The Grant Thornton report states that Aston University could be vulnerable in the event of a downturn in overseas student income ("Lower interest from abroad would push seven into red", 20 November).
In fact, Aston's finances are extremely robust. Our surplus for 2007-08 was more than £3.6 million - well up from £95,000 in 2006-07. We would therefore be comfortably able to withstand a 10 per cent drop in overseas student income. Furthermore, we have been able to meet in full the impacts of the recent pay settlement, increased university pension fund contributions and soaring utility bills. We also have substantial financial reserves.

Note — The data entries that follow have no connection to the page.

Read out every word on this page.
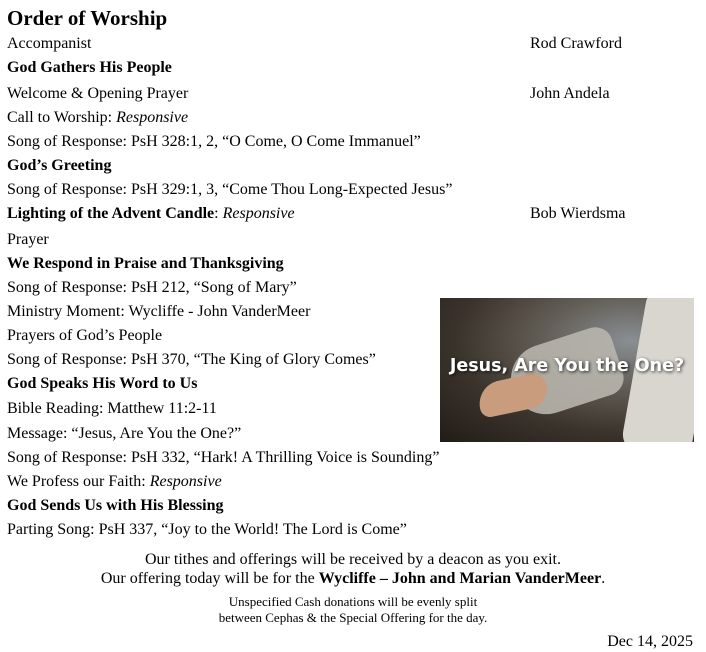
Order of Worship
Accompanist	Rod Crawford
God Gathers His People
Welcome & Opening Prayer	John Andela
Call to Worship: Responsive
Song of Response: PsH 328:1, 2, “O Come, O Come Immanuel”
God’s Greeting
Song of Response: PsH 329:1, 3, “Come Thou Long-Expected Jesus”
Lighting of the Advent Candle: Responsive	Bob Wierdsma
Prayer
We Respond in Praise and Thanksgiving
Song of Response: PsH 212, “Song of Mary”
Ministry Moment: Wycliffe - John VanderMeer
Prayers of God’s People
Song of Response: PsH 370, “The King of Glory Comes”
God Speaks His Word to Us
Bible Reading: Matthew 11:2-11
Message: “Jesus, Are You the One?”
Song of Response: PsH 332, “Hark! A Thrilling Voice is Sounding”
We Profess our Faith: Responsive
God Sends Us with His Blessing
Parting Song: PsH 337, “Joy to the World! The Lord is Come”
Jesus, Are You the One?
Our tithes and offerings will be received by a deacon as you exit.
Our offering today will be for the Wycliffe – John and Marian VanderMeer.
Unspecified Cash donations will be evenly split
between Cephas & the Special Offering for the day.
Dec 14, 2025
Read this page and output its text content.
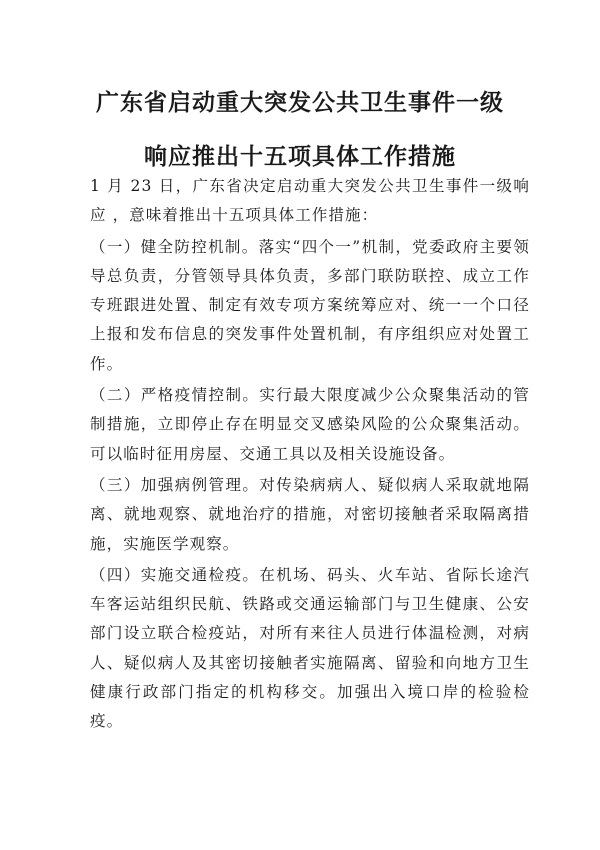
广东省启动重大突发公共卫生事件一级
响应推出十五项具体工作措施

1 月 23 日，广东省决定启动重大突发公共卫生事件一级响应 ，意味着推出十五项具体工作措施：

（一）健全防控机制。落实“四个一”机制，党委政府主要领导总负责，分管领导具体负责，多部门联防联控、成立工作专班跟进处置、制定有效专项方案统筹应对、统一一个口径上报和发布信息的突发事件处置机制，有序组织应对处置工作。

（二）严格疫情控制。实行最大限度减少公众聚集活动的管制措施，立即停止存在明显交叉感染风险的公众聚集活动。可以临时征用房屋、交通工具以及相关设施设备。

（三）加强病例管理。对传染病病人、疑似病人采取就地隔离、就地观察、就地治疗的措施，对密切接触者采取隔离措施，实施医学观察。

（四）实施交通检疫。在机场、码头、火车站、省际长途汽车客运站组织民航、铁路或交通运输部门与卫生健康、公安部门设立联合检疫站，对所有来往人员进行体温检测，对病人、疑似病人及其密切接触者实施隔离、留验和向地方卫生健康行政部门指定的机构移交。加强出入境口岸的检验检疫。
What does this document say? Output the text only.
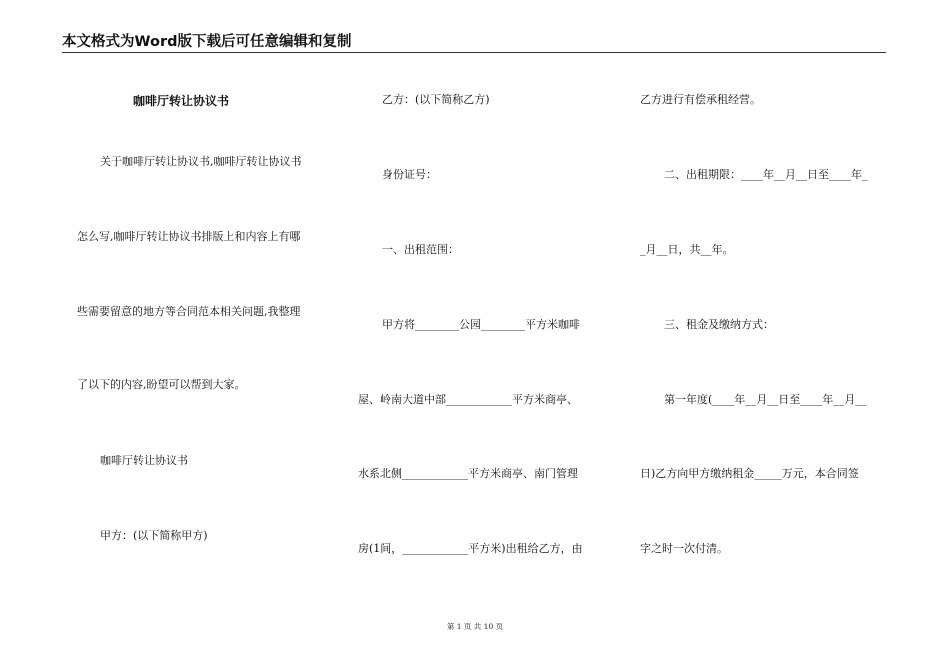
本文格式为Word版下载后可任意编辑和复制
咖啡厅转让协议书
关于咖啡厅转让协议书,咖啡厅转让协议书
怎么写,咖啡厅转让协议书排版上和内容上有哪
些需要留意的地方等合同范本相关问题,我整理
了以下的内容,盼望可以帮到大家。
咖啡厅转让协议书
甲方：(以下简称甲方)
乙方：(以下简称乙方)
身份证号：
一、出租范围：
甲方将________公园________平方米咖啡
屋、岭南大道中部____________平方米商亭、
水系北侧____________平方米商亭、南门管理
房(1间，____________平方米)出租给乙方，由
乙方进行有偿承租经营。
二、出租期限：____年__月__日至____年_
_月__日，共__年。
三、租金及缴纳方式：
第一年度(____年__月__日至____年__月__
日)乙方向甲方缴纳租金_____万元，本合同签
字之时一次付清。
第 1 页 共 10 页
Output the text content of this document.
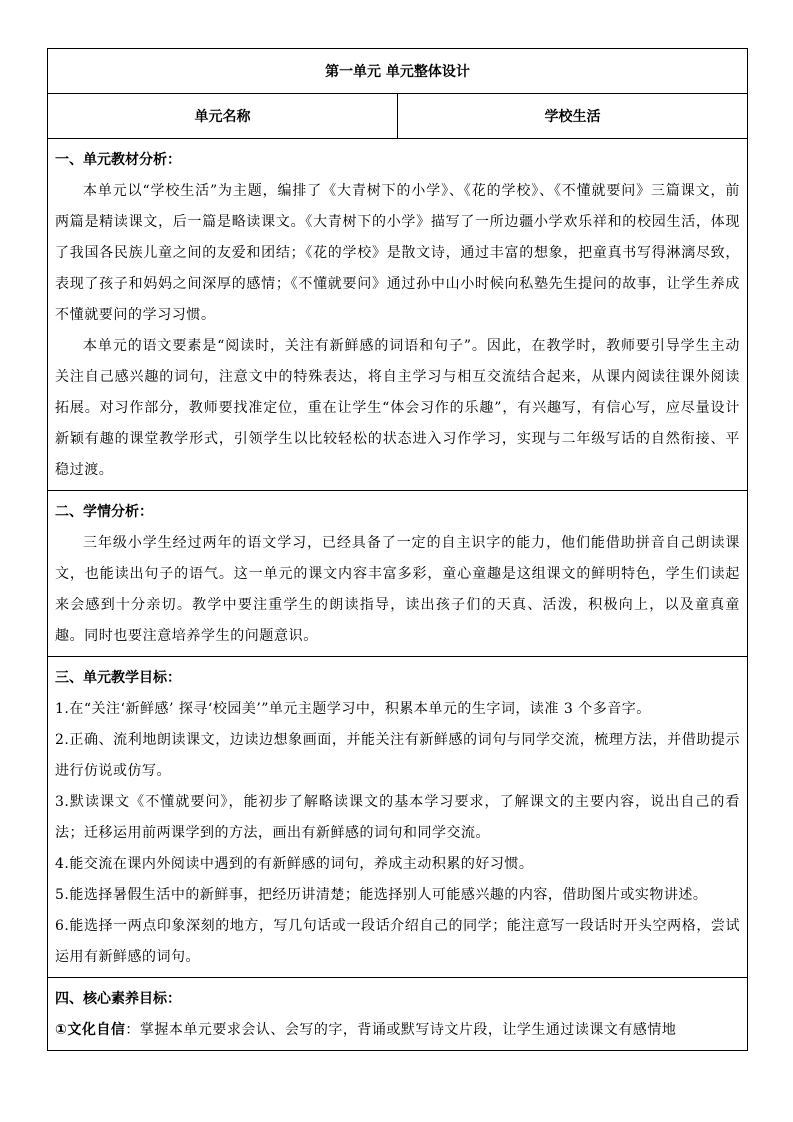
第一单元 单元整体设计
单元名称	学校生活

一、单元教材分析：

本单元以“学校生活”为主题，编排了《大青树下的小学》、《花的学校》、《不懂就要问》三篇课文，前两篇是精读课文，后一篇是略读课文。《大青树下的小学》描写了一所边疆小学欢乐祥和的校园生活，体现了我国各民族儿童之间的友爱和团结；《花的学校》是散文诗，通过丰富的想象，把童真书写得淋漓尽致，表现了孩子和妈妈之间深厚的感情；《不懂就要问》通过孙中山小时候向私塾先生提问的故事，让学生养成不懂就要问的学习习惯。

本单元的语文要素是“阅读时，关注有新鲜感的词语和句子”。因此，在教学时，教师要引导学生主动关注自己感兴趣的词句，注意文中的特殊表达，将自主学习与相互交流结合起来，从课内阅读往课外阅读拓展。对习作部分，教师要找准定位，重在让学生“体会习作的乐趣”，有兴趣写，有信心写，应尽量设计新颖有趣的课堂教学形式，引领学生以比较轻松的状态进入习作学习，实现与二年级写话的自然衔接、平稳过渡。

二、学情分析：

三年级小学生经过两年的语文学习，已经具备了一定的自主识字的能力，他们能借助拼音自己朗读课文，也能读出句子的语气。这一单元的课文内容丰富多彩，童心童趣是这组课文的鲜明特色，学生们读起来会感到十分亲切。教学中要注重学生的朗读指导，读出孩子们的天真、活泼，积极向上，以及童真童趣。同时也要注意培养学生的问题意识。

三、单元教学目标：

1.在“关注‘新鲜感’ 探寻‘校园美’”单元主题学习中，积累本单元的生字词，读准 3 个多音字。

2.正确、流利地朗读课文，边读边想象画面，并能关注有新鲜感的词句与同学交流，梳理方法，并借助提示进行仿说或仿写。

3.默读课文《不懂就要问》，能初步了解略读课文的基本学习要求，了解课文的主要内容，说出自己的看法；迁移运用前两课学到的方法，画出有新鲜感的词句和同学交流。

4.能交流在课内外阅读中遇到的有新鲜感的词句，养成主动积累的好习惯。

5.能选择暑假生活中的新鲜事，把经历讲清楚；能选择别人可能感兴趣的内容，借助图片或实物讲述。

6.能选择一两点印象深刻的地方，写几句话或一段话介绍自己的同学；能注意写一段话时开头空两格，尝试运用有新鲜感的词句。

四、核心素养目标：

①文化自信：掌握本单元要求会认、会写的字，背诵或默写诗文片段，让学生通过读课文有感情地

But we are not complacent. Overseas student recruitment is recognised as one of our top two university risks, with plans in place to address it. As a result, we have significantly widened our international recruitment base and reduced the proportion of overseas students we recruit from any one country. While we would expect the economic downturn to affect recruitment in some overseas markets, our international recruitment remains strong, and of course the fall in value of sterling against other currencies is working in favour of UK universities.
It is unfortunate that Times Higher Education has chosen to focus on just one of the financial pressures that the university sector is facing. At Aston, as in most organisations, we are looking at our revenue and cost streams to identify vulnerabilities, but we have no cause for concern. In a recession we believe that innovation and good risk management are the best way forward.
Julia King, Vice-chancellor, Aston University.